Concerning the Furongian species K. primigenia, a generic assignement is difficult since it exhibits intermediate features between the inferred ancestor Protorthisina simplex and its descendent Kvania lariensis. K primigenia differs from P. simplex mainly in the branching of primary ribs near the mid-valve length and, internally, in its proportionally larger septalium not supported by a septum.
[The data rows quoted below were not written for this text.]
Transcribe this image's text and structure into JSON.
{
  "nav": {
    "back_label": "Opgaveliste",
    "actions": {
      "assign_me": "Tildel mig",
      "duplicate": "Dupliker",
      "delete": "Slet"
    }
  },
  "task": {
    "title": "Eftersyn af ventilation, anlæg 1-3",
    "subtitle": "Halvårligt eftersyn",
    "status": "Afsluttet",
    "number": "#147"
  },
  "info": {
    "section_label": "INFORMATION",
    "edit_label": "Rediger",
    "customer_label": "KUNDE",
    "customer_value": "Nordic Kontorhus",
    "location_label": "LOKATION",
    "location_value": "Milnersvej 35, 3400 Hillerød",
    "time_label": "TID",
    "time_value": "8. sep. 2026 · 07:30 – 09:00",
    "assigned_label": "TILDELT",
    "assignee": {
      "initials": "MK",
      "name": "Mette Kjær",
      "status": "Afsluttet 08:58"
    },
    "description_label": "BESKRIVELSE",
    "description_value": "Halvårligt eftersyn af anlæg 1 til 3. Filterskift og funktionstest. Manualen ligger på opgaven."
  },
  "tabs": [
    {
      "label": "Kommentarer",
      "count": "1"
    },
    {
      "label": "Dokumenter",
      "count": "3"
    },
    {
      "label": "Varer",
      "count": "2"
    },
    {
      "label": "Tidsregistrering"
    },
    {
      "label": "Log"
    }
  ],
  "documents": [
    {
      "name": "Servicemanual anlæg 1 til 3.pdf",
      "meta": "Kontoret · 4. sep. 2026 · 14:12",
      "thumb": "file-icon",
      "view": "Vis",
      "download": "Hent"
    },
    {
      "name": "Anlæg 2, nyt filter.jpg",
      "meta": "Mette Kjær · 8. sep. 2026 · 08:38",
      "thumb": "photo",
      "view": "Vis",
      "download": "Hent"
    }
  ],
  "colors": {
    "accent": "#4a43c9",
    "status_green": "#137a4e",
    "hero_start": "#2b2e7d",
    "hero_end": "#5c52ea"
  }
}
Originally, the author questionably referred the type material to Kvania because of its fascicostellate ornament rather than simple ribbing, and the fact that in adult specimens the brachiophore bases converge onto the valve floor forming a notothyrial chamber (Benedetto 2007b, p. 277). However, since a true septalium is absent (excepting in some juvenile specimens) and a well-defined subtriangular to subrectangular notothyrial chamber (considered a diagnostic feature of Kvania) is always present, the species primigenia is herein assigned to Kvania without interrogation.

8. Conclusions

Species forming an evolutionary lineage are key to establishing biostratigraphic schemes. In the Central Andean basin of South America, the well-established Protorthisina-Kvania-Gondwanorthis brachiopod lineage evolved across the Cambrian-Ordovician boundary. On the basis of well-constrained ages and regional distribution of the successive species, four phylozones are recognized. The species Kvania primigenia is proposed as a reliable marker of the uppermost Cambrian, spanning a time almost equivalent to that of the Parabolina (Neoparabolina) frequens argentina trilobite zone. The species Kvania lariensis is reported for the first time from the Eastern Cordillera of Jujuy from beds of well-constrained earliest Tremadocian (Tr1) age. Its presence in the western and eastern Puna regions and in the Eastern Cordillera of Bolivia and northwestern Argentina, along with its well-known conodont-based and graptolite-based age leaves this species as a useful marker for the lowermost Ordovician in the region. The K. lariensis and K. azulpampensis phylozones are recognized within the time slice Tr1, and are almost time-equivalent to the Jujuyaspis keideli and Kainella andina trilobite biozones, respectively. Finally, the descendent subspecies Gondwanorthis calderensis calderensis is considered coeval to the Kainella meridionalis Biozone, marking the upper part of the Tr1 time slice.

Acknowledgments
I thank my colleagues D. Balseiro, for making available its collection from the Alfarcito member at the Quebrada Salto Alto, and E. Vaccari and B. Waisfeld for their comments on the stratigraphy and trilobite biozones of the Cordillera Oriental. Financial support was provided by the “Agencia Nacional de Promoción Científica y Tecnológica” to B.A. Toro (PICT 2020-02853), and by the Consejo Nacional de Investigaciones Científicas y Técnicas to B. Waisfeld (PIP 2020-11220200103192). C. Sproat and F. Tortello helped reviewing this manuscript.